Friday, May 21, 2010

Cat Strogonoff

Its been a fairly exhausting couple of days, with wind going all over the place and almost constant rain for 24 hours, meaning that until today I had very little rest. I haven't been able to put the guard zone up on the radar because of all the storms coming through so have been on almost constant watch for ships. I racked up a couple of firsts for the trip - in the midst of the rain and storms I experienced a perfectly flat ocean and had a beautiful sail on it for a couple of hours doing 5.5 knots before the next lot of swell came through. Reminded me of Cockburn Sound back home. The other first was the sheer volume of water coming out of the sky on top of me at one point - including a fairly scary lightening strike that was a bit too close for comfort. Unfortunately I also paid the price of being lazy. I needed to head more east to pick up a northward moving current and thought I might get lucky and the wind would get me there without having to pole the jib to help her along. It's quite an effort to get the pole out, and what with all the rain I put it off meaning that by the time I realised I wasn't going to get there without it, the wind was hard on the nose from the east and it was a slog to get where I wanted to go. I'm learning a lot of lessons out here! The wind also backwinded the jib again - although this time didn't lay the boat completely over like it did last time and I also had a bit of warning when I heard the sails starting to flog and was already halfway out the cockpit so managed to right things in time.

I knew the day was likely to be a tough one when I opened the days food bag and discovered my selection for dinner was my favourite (not!) "cat" strogonoff. For some reason its called beef strogonoff on the packet but there's nothing in there that looks or tastes like beef. Was making my way through it in the evening when I came across a foreign body (even more foreign than the rest of it) in the gravy. Gingerly picked it out imagination going wild (cats nose? Paw? Claw?) when I realised the gravy was congealed around one of my used ear-plugs that must have dropped in unnoticed. Then last nights dinner that I was actually looking forward to, managed to get flipped out of the microwave and splatted all over the companionway. The distance some of it travelled was unbelievable. I've been picking bits of meat out of cracks and crevices ever since, and wiping gravy off rough non-skid surfaces is just a nightmare.

Things have improved today, the rain has eased off and I have been able to get things dry and set the sails with a degree of certainty. I have also managed to catch up on some sleep.


  1. Hi Jamie,

    I have to say, my heart's been in my mouth while I read about what you're experiencing. What a mess you've had to clean up. I'm sorry, but I had to giggle about your earplug in the gravy.

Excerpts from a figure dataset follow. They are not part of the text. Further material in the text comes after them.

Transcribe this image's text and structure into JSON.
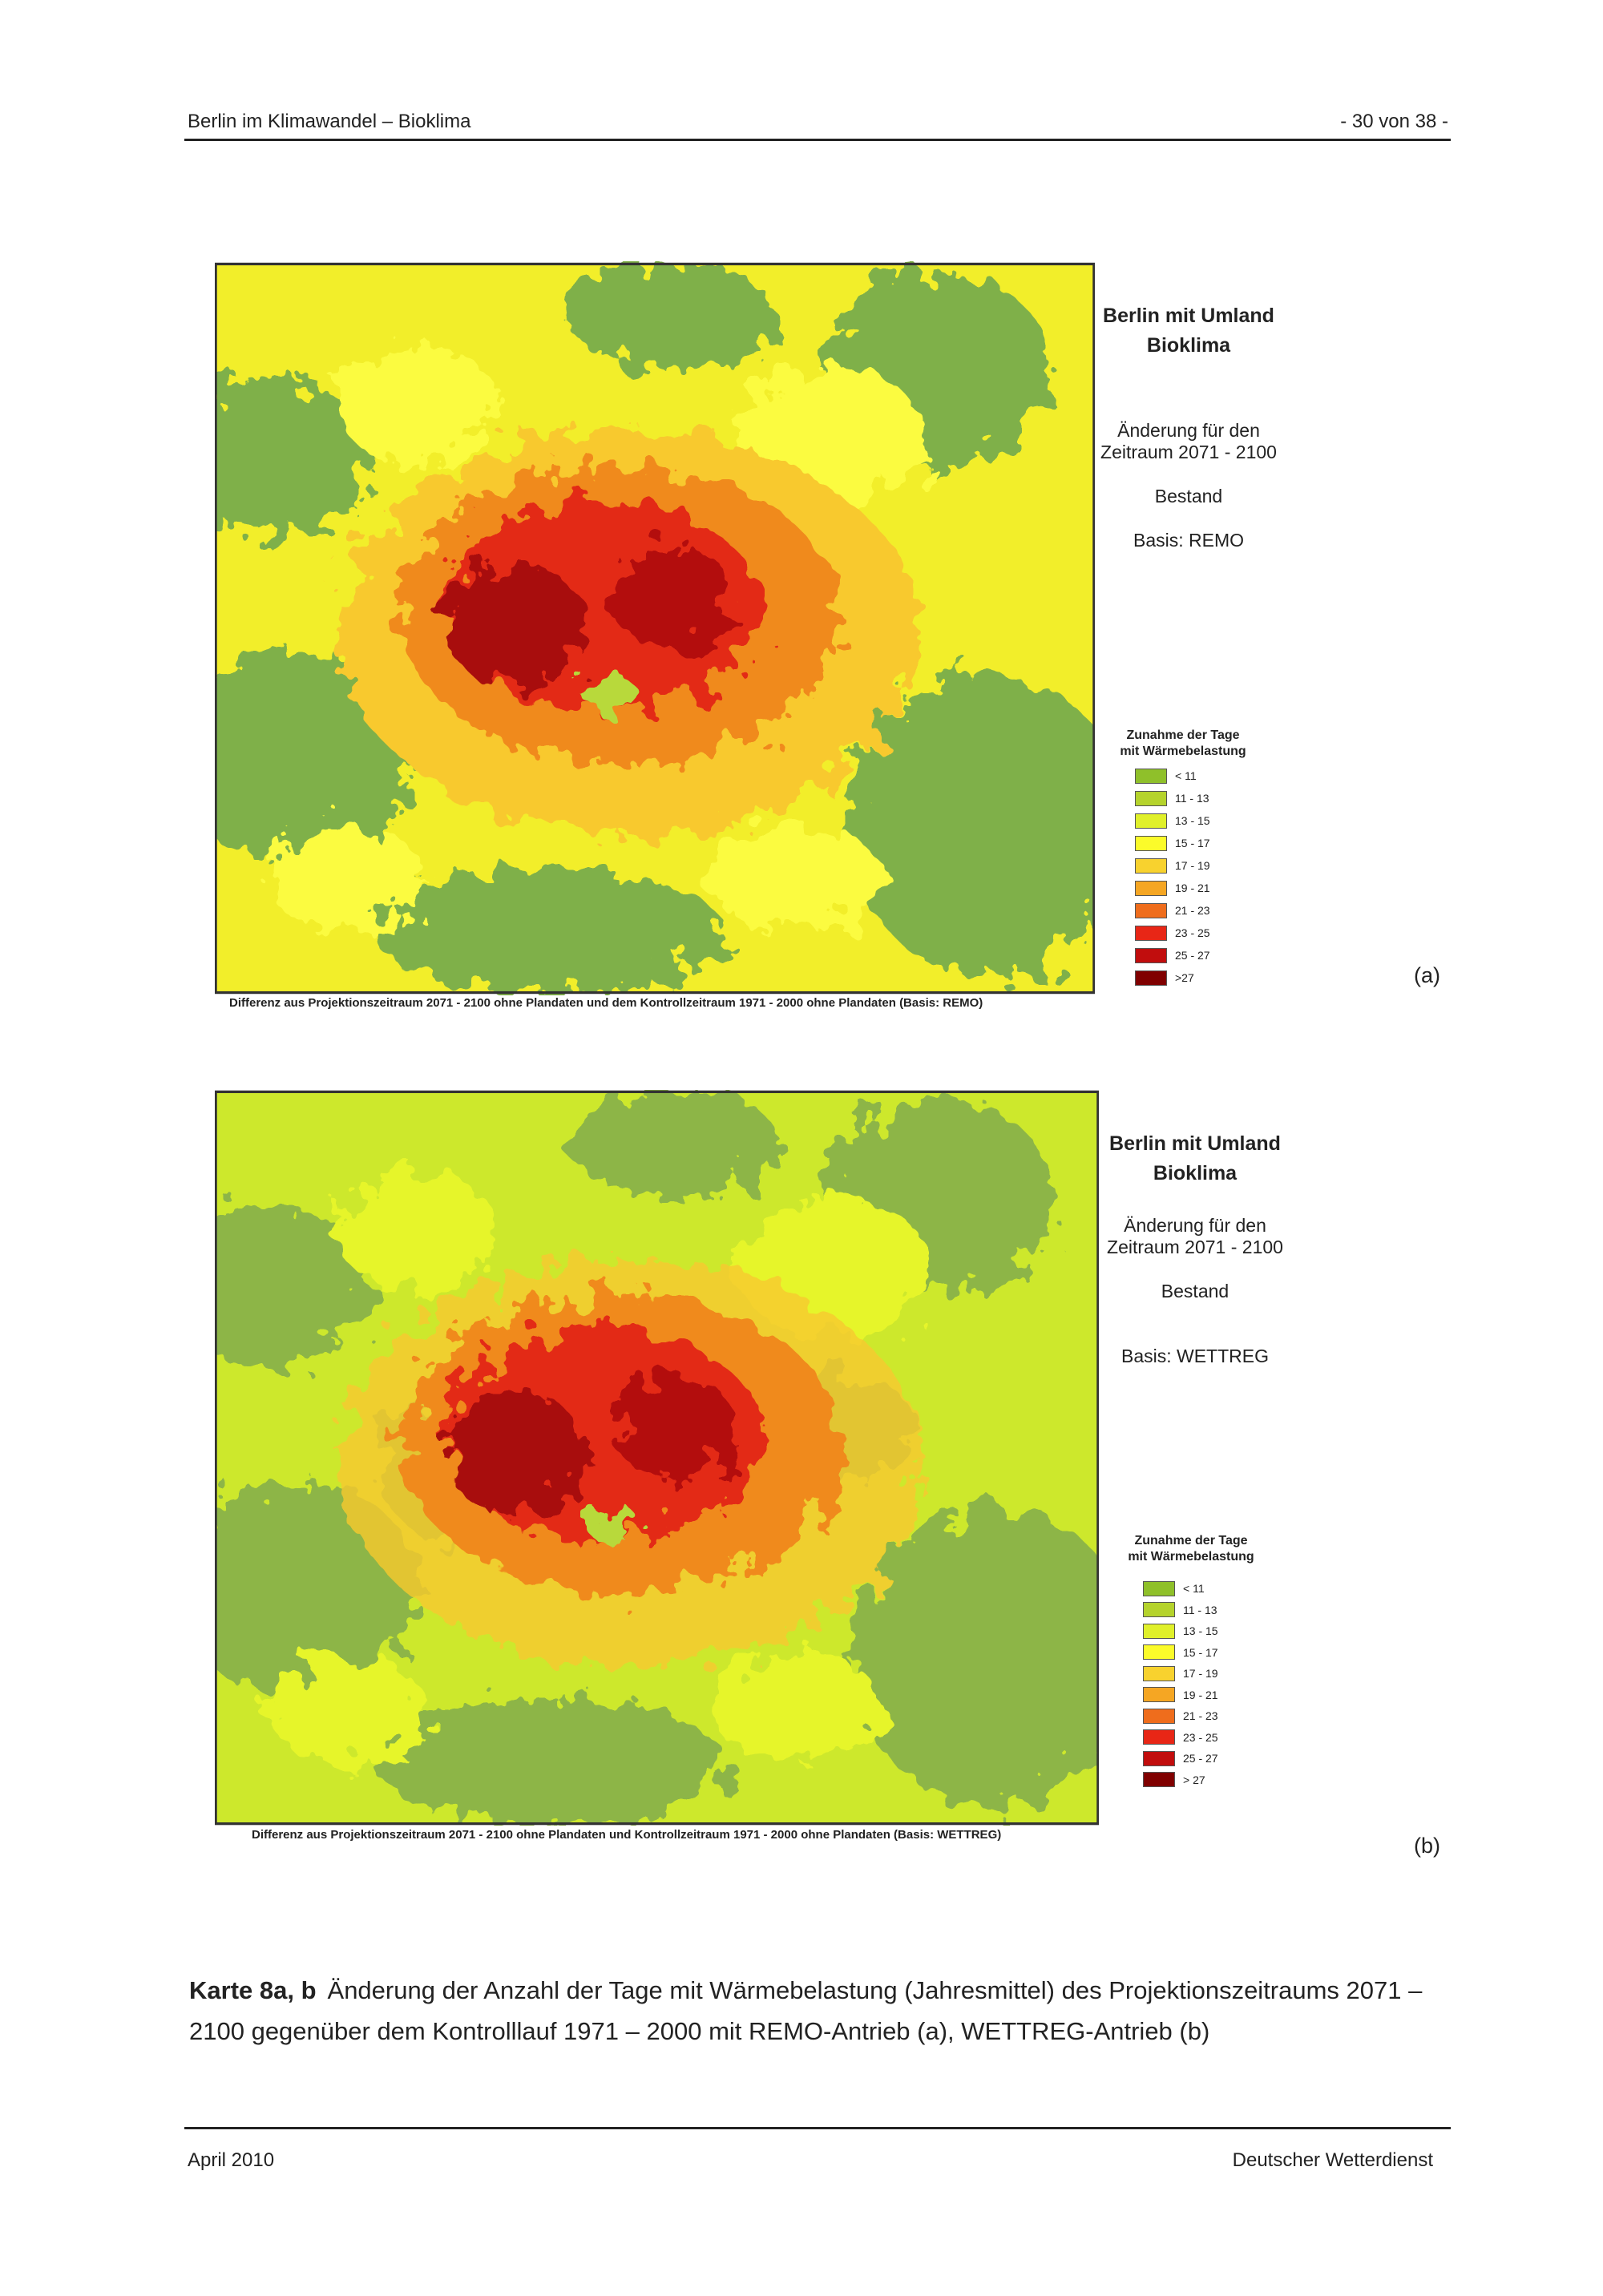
{
  "header": {
    "left": "Berlin im Klimawandel – Bioklima",
    "right": "- 30 von 38 -"
  },
  "maps": [
    {
      "title": [
        "Berlin mit Umland",
        "Bioklima"
      ],
      "info": [
        "Änderung für den",
        "Zeitraum 2071 - 2100",
        "Bestand",
        "Basis: REMO"
      ],
      "legend_title": [
        "Zunahme der Tage",
        "mit Wärmebelastung"
      ],
      "legend": [
        "< 11",
        "11 - 13",
        "13 - 15",
        "15 - 17",
        "17 - 19",
        "19 - 21",
        "21 - 23",
        "23 - 25",
        "25 - 27",
        ">27"
      ],
      "footnote": "Differenz aus Projektionszeitraum 2071 - 2100 ohne Plandaten und dem Kontrollzeitraum 1971 - 2000 ohne Plandaten (Basis: REMO)",
      "label": "(a)"
    },
    {
      "title": [
        "Berlin mit Umland",
        "Bioklima"
      ],
      "info": [
        "Änderung für den",
        "Zeitraum 2071 - 2100",
        "Bestand",
        "Basis: WETTREG"
      ],
      "legend_title": [
        "Zunahme der Tage",
        "mit Wärmebelastung"
      ],
      "legend": [
        "< 11",
        "11 - 13",
        "13 - 15",
        "15 - 17",
        "17 - 19",
        "19 - 21",
        "21 - 23",
        "23 - 25",
        "25 - 27",
        "> 27"
      ],
      "footnote": "Differenz aus Projektionszeitraum 2071 - 2100 ohne Plandaten  und Kontrollzeitraum 1971 - 2000 ohne Plandaten (Basis: WETTREG)",
      "label": "(b)"
    }
  ],
  "caption": {
    "label": "Karte 8a, b",
    "text": "Änderung der Anzahl der Tage mit Wärmebelastung (Jahresmittel) des Projektionszeitraums 2071 – 2100 gegenüber dem Kontrolllauf 1971 – 2000 mit REMO-Antrieb (a), WETTREG-Antrieb (b)"
  },
  "footer": {
    "left": "April 2010",
    "right": "Deutscher Wetterdienst"
  }
}
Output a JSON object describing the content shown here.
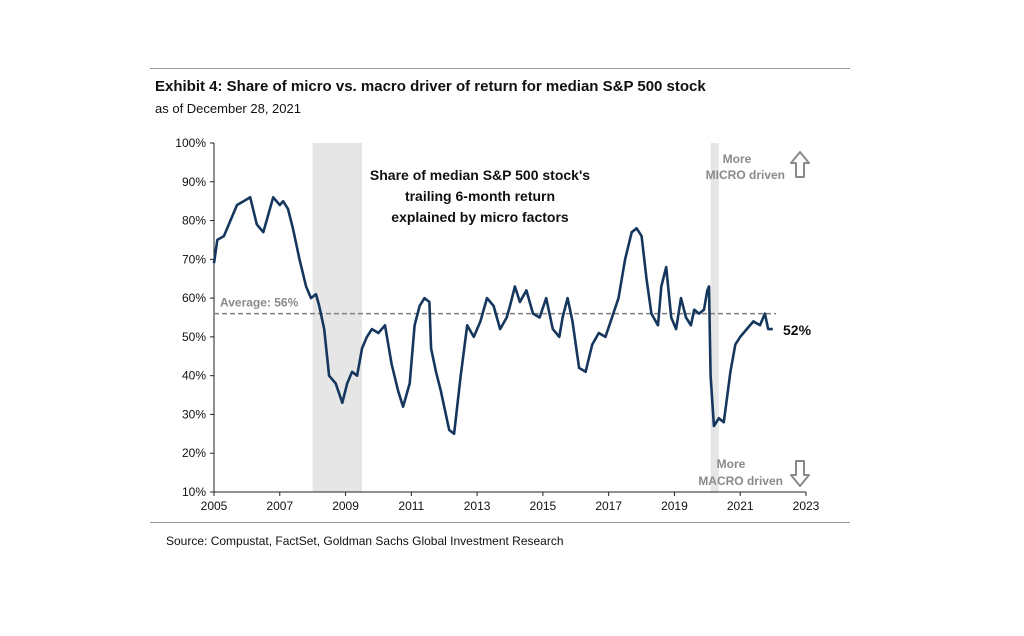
{
  "header": {
    "title": "Exhibit 4: Share of micro vs. macro driver of return for median S&P 500 stock",
    "subtitle": "as of December 28, 2021"
  },
  "footer": {
    "source": "Source: Compustat, FactSet, Goldman Sachs Global Investment Research"
  },
  "colors": {
    "series": "#15375e",
    "recession_shade": "#e6e6e6",
    "average_line": "#7f7f7f",
    "arrow_grey": "#8a8a8a"
  },
  "chart_data": {
    "type": "line",
    "xlim": [
      2005,
      2023
    ],
    "ylim": [
      10,
      100
    ],
    "x_ticks": [
      2005,
      2007,
      2009,
      2011,
      2013,
      2015,
      2017,
      2019,
      2021,
      2023
    ],
    "x_tick_labels": [
      "2005",
      "2007",
      "2009",
      "2011",
      "2013",
      "2015",
      "2017",
      "2019",
      "2021",
      "2023"
    ],
    "y_ticks": [
      10,
      20,
      30,
      40,
      50,
      60,
      70,
      80,
      90,
      100
    ],
    "y_tick_labels": [
      "10%",
      "20%",
      "30%",
      "40%",
      "50%",
      "60%",
      "70%",
      "80%",
      "90%",
      "100%"
    ],
    "grid": false,
    "shaded_periods": [
      [
        2008.0,
        2009.5
      ],
      [
        2020.1,
        2020.35
      ]
    ],
    "average": {
      "value": 56,
      "label": "Average: 56%"
    },
    "last_value_label": "52%",
    "annotation_lines": [
      "Share of median S&P 500 stock's",
      "trailing 6-month return",
      "explained by micro factors"
    ],
    "up_note": [
      "More",
      "MICRO driven"
    ],
    "down_note": [
      "More",
      "MACRO driven"
    ],
    "series": [
      {
        "x": [
          2005.0,
          2005.1,
          2005.3,
          2005.5,
          2005.7,
          2005.9,
          2006.1,
          2006.3,
          2006.5,
          2006.6,
          2006.8,
          2007.0,
          2007.1,
          2007.25,
          2007.4,
          2007.6,
          2007.8,
          2007.95,
          2008.1,
          2008.2,
          2008.35,
          2008.5,
          2008.7,
          2008.9,
          2009.05,
          2009.2,
          2009.35,
          2009.5,
          2009.65,
          2009.8,
          2010.0,
          2010.2,
          2010.4,
          2010.6,
          2010.75,
          2010.95,
          2011.1,
          2011.25,
          2011.4,
          2011.55,
          2011.6,
          2011.75,
          2011.9,
          2012.0,
          2012.15,
          2012.3,
          2012.5,
          2012.7,
          2012.9,
          2013.1,
          2013.3,
          2013.5,
          2013.7,
          2013.9,
          2014.0,
          2014.15,
          2014.3,
          2014.5,
          2014.7,
          2014.9,
          2015.1,
          2015.3,
          2015.5,
          2015.6,
          2015.75,
          2015.9,
          2016.1,
          2016.3,
          2016.5,
          2016.7,
          2016.9,
          2017.1,
          2017.3,
          2017.5,
          2017.7,
          2017.85,
          2018.0,
          2018.15,
          2018.3,
          2018.5,
          2018.6,
          2018.75,
          2018.9,
          2019.05,
          2019.2,
          2019.35,
          2019.5,
          2019.6,
          2019.75,
          2019.9,
          2020.0,
          2020.05,
          2020.1,
          2020.2,
          2020.35,
          2020.5,
          2020.7,
          2020.85,
          2021.0,
          2021.2,
          2021.4,
          2021.6,
          2021.75,
          2021.85,
          2021.99
        ],
        "values": [
          69,
          75,
          76,
          80,
          84,
          85,
          86,
          79,
          77,
          80,
          86,
          84,
          85,
          83,
          78,
          70,
          63,
          60,
          61,
          58,
          52,
          40,
          38,
          33,
          38,
          41,
          40,
          47,
          50,
          52,
          51,
          53,
          43,
          36,
          32,
          38,
          53,
          58,
          60,
          59,
          47,
          41,
          36,
          32,
          26,
          25,
          40,
          53,
          50,
          54,
          60,
          58,
          52,
          55,
          58,
          63,
          59,
          62,
          56,
          55,
          60,
          52,
          50,
          55,
          60,
          54,
          42,
          41,
          48,
          51,
          50,
          55,
          60,
          70,
          77,
          78,
          76,
          65,
          56,
          53,
          63,
          68,
          55,
          52,
          60,
          55,
          53,
          57,
          56,
          57,
          62,
          63,
          40,
          27,
          29,
          28,
          41,
          48,
          50,
          52,
          54,
          53,
          56,
          52,
          52
        ]
      }
    ]
  }
}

    You're incredibly brave and I pray that your journey will be a safe one

    Looking forward to your next blog. Take care.
    Sunshine Coast. Qld.

  2. Hi Jamie,

    Wiping gravy off a rough non-skid surface is a nightmare even at the best of times but nowhere near as bad as cleaning up shattered glass from an exploding microwave as you experienced earlier.

    Love, kisses and best wishes...

  3. Hi Jamie, I am so full of admiration for you my brave and wonderful hero, and your posts are always such a good read. Hugs, kisses and best wishes always...

  4. Hi Jamie,
    Just had to say how proud we all are of you here in Mandurah, what a Man I cannot even begin to think how hard it must be for you, and the tenacity you have shown since you left Rockingham.The people in Rockingham must be so proud of you. I remember first hearing about you when you were trying to get Sail Into Life up and running, I think it is now called Sail-ability. You did an incredible job, to see you out on the water encouraging people to come and have a go was wonderful actually it was unforgettable to see. Some of them had never sailed in their life but you gave them the confidence to be lifted out of their wheel chairs and take to the water. "Wow" it was great to see the smiles on their faces and the confidence they gained from the experience. Now you are out there alone and doing the best that you can. Our thoughts and prayers are with you and Thank-You will never be enough to someone who just keeps trying to get the point across to everyone GET OUT THERE AND LIVE THE DREAM. We are taking notice of you Jamie and we will get out and live the dream ourselves.
    All our love to you. Stay safe we are thinking of you every day.
    Sharlene and family.

  5. Jamie,
    My wish for you in your next port of call is a lovely home cooked meal, minus ear plug. One cannot help but ask WHY but knowing you we all know the answer, keep up the good work.
    We are all sending positive vibes to you and look forward to your next blog.
    You are a legend, and a hero to us all. I feel ashamed for just sitting and thinking about what you are doing we are in awe of you.
    Enjoy and stay safe.
    Rocky and the crew.

  6. Your descriptions of life onboard are such a lesson for us, in coping, finding work-arounds, and sheer sustained determination. This detail is invaluable - we don't think about the obstacles you're facing until you show us how ordinary "little" things are really "huge". Thanks so much for taking the time to write it all down as it's happening. I have heard before of a green scotch-brite served up in the spinach, but ear-plug gristle - hey, so much more tasty! LOL May fair winds be kind to you in taking you quickly on to your next landfall.